Il tenait toujours à la main l’enveloppe et le document du marquis. De sa poche, il tira un briquet qu’il alluma, tandis qu’il relisait les instructions.

— Admirable ! murmura-t-il, en se pâmant d’aise… De premier ordre !… Autant chercher au fond de l’enfer… Ah ! ce marquis, quel homme !

Il tordit le papier en une longue papillote qu’il approcha du briquet. Le papier prit feu.

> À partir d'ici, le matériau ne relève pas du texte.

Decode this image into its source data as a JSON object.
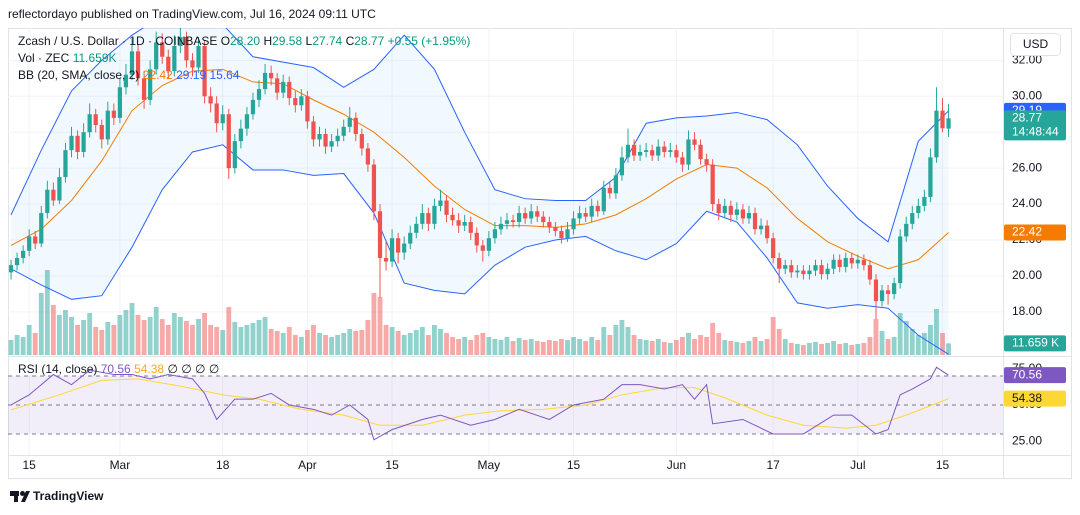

À cette flamme, avec une nonchalance affectée, il alluma une cigarette et, tourné vers les prisonniers, il attendit, le bras tendu, qu’il ne restât plus du document qu’un peu de cendre qui s’éparpilla au souffle de la brise.

— Regardez, Webster, regardez, Errington et Dario. Voilà tout ce que vous verrez jamais du secret de votre aïeul… un peu de cendres… C’est fini. Vraiment, avouez que vous n’avez pas été malins. Vous êtes trois bonshommes d’aplomb cependant, et vous n’avez su ni conserver le trésor qui vous attendait, ni défendre la jolie cousine que vous admiriez, bouche béante. Fichtre, nous étions six dans la petite salle du donjon, et il eût suffi que l’un de vous me mît la main au collet… Je n’en menais pas large. Au lieu de cela, quelle débâcle ! Tant pis pour vous… et tant pis pour elle !

Il leur montra son revolver.

— Je n’en aurai pas besoin, hein ? dit-il… D’ailleurs vous avez dû remarquer qu’au moindre mouvement les cordelettes vous serrent la gorge davantage. Si vous insistez, c’est l’étranglement pur et simple. À bon entendeur… Maintenant, cousine Dorothée, je suis à toi. Suis-moi. Nous allons faire l’impossible pour nous mettre d’accord.

Toute résistance était inutile. Elle l’accompagna de l’autre côté de l’esplanade, à travers un amoncellement de ruines, jusqu’à une sorte de pièce dont il ne restait que les murs, troués de meurtrières, et qu’il désigna comme l’ancienne Salle des Gardes.

— Nous serons bien là pour causer. Tes soupirants ne peuvent ni nous voir ni nous entendre. La solitude est absolue. Tiens, il y a un banc de gazon. Assieds-toi, je t’en prie.

Elle croisa les bras et resta debout, la tête droite. Il attendit, murmura : « À ta guise », et, prenant la place offerte, prononça :

— C’est notre troisième entrevue, Dorothée. La première fois, sur la terrasse de Roborey, tu as refusé mes offres, ce qui s’expliquait à la rigueur : tu ignorais la valeur exacte de mes renseignements, et je ne pouvais t’apparaître que comme un aventurier peu recommandable, contre lequel tu brûlais de partir en guerre. Sentiment très noble qui fit illusion aux cousins de Chagny, mais qui ne me trompa pas, étant donné que je connaissais le vol des boucles d’oreilles.